For a few years, I had played first-person shooters after dinner, in order to relax. I finished a game, and wanted to brag a bit, but realized I had devoted hours of pushing a trigger button, learning nothing and developing no useful skill instead of accomplishing something of worth. I have found other worthwhile pursuits, and haven’t played a game since then. My life is richer as a result.
Like any other temptation, the internet should be supervised when the young are using it until they are older (perhaps 35 or so; mirrors my view on voting rights). We do restrict alcohol, tobacco products and other things (gambling). Brain maturation only occurs in the mid 20’s so I suspect lower age limits are pecuniary rather than logical. However, it seems inappropriate to ask someone to die for the country but not allow a say in things (voting, etc).
My personal experience mirrors St. Augustine. I have had to lose substantial amounts of weight, and it would have been far easier to quit eating altogether than to moderate eating, which I have to do for the rest of my life. Once fat cells are born, they never die and are always screaming for their next meal. One who quits smoking, drugs or drinking can abstain forever, but those who have successfully lost weight must eat less than their never fat peers to maintain the same weight. Such is the lot of my previous overindulgences.
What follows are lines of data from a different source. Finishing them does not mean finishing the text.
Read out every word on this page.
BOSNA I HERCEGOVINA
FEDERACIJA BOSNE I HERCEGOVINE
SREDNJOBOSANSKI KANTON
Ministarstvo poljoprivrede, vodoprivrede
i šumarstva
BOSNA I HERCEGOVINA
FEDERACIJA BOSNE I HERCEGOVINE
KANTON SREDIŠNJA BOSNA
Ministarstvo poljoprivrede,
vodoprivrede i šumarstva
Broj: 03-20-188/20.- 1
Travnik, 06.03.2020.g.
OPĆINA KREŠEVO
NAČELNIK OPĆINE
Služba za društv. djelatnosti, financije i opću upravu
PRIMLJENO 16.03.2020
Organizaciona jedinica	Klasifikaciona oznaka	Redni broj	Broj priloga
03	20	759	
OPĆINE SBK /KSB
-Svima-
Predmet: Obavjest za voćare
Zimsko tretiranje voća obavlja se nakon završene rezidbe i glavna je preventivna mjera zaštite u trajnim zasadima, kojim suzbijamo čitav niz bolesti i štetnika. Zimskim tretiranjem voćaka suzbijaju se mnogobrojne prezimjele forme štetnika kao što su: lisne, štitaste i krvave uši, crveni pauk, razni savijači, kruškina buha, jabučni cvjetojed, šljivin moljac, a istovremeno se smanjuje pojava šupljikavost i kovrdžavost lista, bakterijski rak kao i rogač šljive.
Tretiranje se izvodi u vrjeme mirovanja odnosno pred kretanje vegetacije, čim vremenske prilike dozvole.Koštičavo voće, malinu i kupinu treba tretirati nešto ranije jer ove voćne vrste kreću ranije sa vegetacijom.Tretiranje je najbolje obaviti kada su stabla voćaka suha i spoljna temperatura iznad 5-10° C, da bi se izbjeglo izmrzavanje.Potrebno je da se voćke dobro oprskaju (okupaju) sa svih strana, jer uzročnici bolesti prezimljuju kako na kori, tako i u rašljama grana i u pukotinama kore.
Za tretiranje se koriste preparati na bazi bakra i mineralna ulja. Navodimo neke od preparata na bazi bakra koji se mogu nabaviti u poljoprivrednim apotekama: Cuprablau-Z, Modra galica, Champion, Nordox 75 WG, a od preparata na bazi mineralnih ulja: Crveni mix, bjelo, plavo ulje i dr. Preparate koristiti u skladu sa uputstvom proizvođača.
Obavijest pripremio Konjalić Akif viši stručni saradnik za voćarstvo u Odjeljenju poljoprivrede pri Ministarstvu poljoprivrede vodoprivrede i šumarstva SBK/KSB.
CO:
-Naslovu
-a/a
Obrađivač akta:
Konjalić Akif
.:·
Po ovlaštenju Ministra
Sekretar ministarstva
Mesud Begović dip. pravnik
Like any other useful tool, from the first rock thrown in anger to the printing press, from the wheel to aircraft, or anything else imaginable, it can be abused, and must be mastered. Never before has a medium been so tailor-made to addict the vulnerable. Following subsidiarity, the first and most important guard should be the parents. Failing that, move up the ladder to the least intrusive level that is effective. Difficult when so many in “control” seem to be bending the ‘net to their own uses.